钱婷不死心,“蔺靳,你已经在这里了。”
“所有人都看到我跟你进来,要说什么都没发生怎么可能。我不明白你,为什么对我一而再再而叁的回避,明明当初在美国的时候——”
“那个时候,”蔺靳打断,“我也只是当你是同学而已。”
”都是在外读书,只是顺便帮忙,我从没对你有过别的想法,也并没有做过让你误会的事情。”
钱婷落泪,“蔺靳,你是不是真的这么狠心。”
“哪怕我脱光了站在你面前也没用是吗,还是说你有了别的喜欢的女生。你要是说有,我马上就走,绝不耽搁你。”
可惜的是,蔺靳说,“没有。”
她再确认一遍,他仍避开不见,“我没有,也不喜欢任何一个女生。”
“那你是不会谈恋爱了?”
“也不是。”他无比坦诚,“或许以后会有,但至少目前,她没有出现。”
柏凌不知自己怎样浑浑噩噩离开,只有同桌看见她时关心几句,“你怎么了,怎么看上去魂不守舍的?”她才对着镜子查看,发觉自己脸色苍白。
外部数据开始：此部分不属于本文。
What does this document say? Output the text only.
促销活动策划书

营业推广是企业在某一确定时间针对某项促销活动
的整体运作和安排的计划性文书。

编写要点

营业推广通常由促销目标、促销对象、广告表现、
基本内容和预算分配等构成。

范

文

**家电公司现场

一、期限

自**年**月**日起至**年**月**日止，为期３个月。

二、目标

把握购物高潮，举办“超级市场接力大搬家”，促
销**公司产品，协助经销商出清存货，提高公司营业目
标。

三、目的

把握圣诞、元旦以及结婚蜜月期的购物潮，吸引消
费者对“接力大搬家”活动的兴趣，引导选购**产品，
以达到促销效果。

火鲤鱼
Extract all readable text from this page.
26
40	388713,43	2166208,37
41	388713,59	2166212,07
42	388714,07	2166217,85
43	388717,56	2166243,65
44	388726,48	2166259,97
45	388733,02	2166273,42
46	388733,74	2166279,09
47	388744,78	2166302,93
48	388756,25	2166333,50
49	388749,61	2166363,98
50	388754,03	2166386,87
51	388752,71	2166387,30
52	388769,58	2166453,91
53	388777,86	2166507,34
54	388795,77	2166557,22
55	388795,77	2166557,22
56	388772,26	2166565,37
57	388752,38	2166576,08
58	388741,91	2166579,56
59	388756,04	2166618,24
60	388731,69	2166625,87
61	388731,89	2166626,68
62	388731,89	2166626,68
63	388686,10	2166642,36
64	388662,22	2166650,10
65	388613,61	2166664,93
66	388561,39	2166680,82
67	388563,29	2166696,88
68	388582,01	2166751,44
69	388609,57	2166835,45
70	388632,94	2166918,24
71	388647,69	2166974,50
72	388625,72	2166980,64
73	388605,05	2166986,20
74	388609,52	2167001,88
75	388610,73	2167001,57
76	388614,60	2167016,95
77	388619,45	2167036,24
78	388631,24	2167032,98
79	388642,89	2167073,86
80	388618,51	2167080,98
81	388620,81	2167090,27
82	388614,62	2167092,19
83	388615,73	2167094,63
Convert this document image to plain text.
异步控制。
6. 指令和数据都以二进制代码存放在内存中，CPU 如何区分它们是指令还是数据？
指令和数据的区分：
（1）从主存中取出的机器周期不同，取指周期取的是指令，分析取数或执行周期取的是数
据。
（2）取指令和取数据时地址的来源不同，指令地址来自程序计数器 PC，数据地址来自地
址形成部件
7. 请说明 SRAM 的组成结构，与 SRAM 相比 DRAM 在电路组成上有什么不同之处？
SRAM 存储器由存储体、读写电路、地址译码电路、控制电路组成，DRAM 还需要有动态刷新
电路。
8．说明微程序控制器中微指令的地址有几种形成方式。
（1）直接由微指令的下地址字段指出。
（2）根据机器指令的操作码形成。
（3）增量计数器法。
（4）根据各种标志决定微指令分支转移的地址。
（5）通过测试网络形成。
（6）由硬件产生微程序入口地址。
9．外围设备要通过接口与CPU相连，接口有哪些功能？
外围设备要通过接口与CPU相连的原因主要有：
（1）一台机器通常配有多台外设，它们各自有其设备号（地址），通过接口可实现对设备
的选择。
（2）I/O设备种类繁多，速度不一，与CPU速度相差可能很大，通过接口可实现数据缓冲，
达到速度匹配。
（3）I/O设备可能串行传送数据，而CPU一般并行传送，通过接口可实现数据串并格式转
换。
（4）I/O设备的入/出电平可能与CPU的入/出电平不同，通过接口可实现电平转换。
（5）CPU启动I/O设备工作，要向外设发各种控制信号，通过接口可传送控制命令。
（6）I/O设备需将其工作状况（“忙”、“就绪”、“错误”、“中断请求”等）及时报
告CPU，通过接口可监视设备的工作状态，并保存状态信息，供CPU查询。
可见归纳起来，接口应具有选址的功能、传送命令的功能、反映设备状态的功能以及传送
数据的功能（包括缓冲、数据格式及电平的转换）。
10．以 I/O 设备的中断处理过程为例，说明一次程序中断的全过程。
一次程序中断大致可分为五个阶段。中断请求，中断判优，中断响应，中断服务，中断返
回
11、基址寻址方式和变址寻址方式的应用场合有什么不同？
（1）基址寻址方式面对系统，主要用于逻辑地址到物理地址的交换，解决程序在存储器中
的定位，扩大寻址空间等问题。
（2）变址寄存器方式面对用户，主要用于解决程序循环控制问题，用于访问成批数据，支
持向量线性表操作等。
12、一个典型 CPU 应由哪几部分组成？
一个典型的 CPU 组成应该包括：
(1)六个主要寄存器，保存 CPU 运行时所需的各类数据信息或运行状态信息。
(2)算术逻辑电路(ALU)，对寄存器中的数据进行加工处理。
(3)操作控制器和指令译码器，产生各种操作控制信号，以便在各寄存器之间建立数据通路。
比偷听这个行为更可耻的是继续听下去,还过分的在心里偷偷庆幸,幸好蔺靳没有答应她,幸好蔺靳没看她的身体,可柏凌更想扇自己一巴掌,到底凭什么,在这里高兴。
她偷听是不耻的事实,听见钱婷竟然想用身体引诱时那一瞬的愤怒也是真心,说到底,她和钱婷到底有什么区别,至少她是勇敢示爱,而她,只是一个连光都见不得的玩具。
“我不可能在现阶段谈恋爱。”
“也没有喜欢任何女生。”
“所有人在我眼里都一样,没有区别。”
柏凌更不想听见的,是他说:“我会谈女朋友,但不是现在。”
他说会考虑家世背景,也有自己喜欢的类型。
钱婷到最后,几乎是哭着质问:“那我呢?我的条件难道很差吗?”
蔺靳很平静,只淡道:“你没有让我喜欢的特点。”
柏凌觉得自己好像下水道的老鼠,阴暗地躲在暗处偷听,她回到练习室,脱掉那一身纯洁的、美丽的小天鹅服饰,第一次脆弱到打电话给妈妈:“我能不能……能不能回去……”
“有病啊你?”凌毓正在别的男人身下气喘吁吁,“这个月的钱还没给,你不是刚发了奖金?”
被作弄得太狠,她刚磕了药,放肆呻吟,
“嗯哼……把钱给我……没钱就去找蔺靳。”
“讨厌死了……轻点啊你!”
柏凌全身赤裸,如同被摆在展台上估价一般,“猗猗,听话,否则我就把你送回给你爸爸。”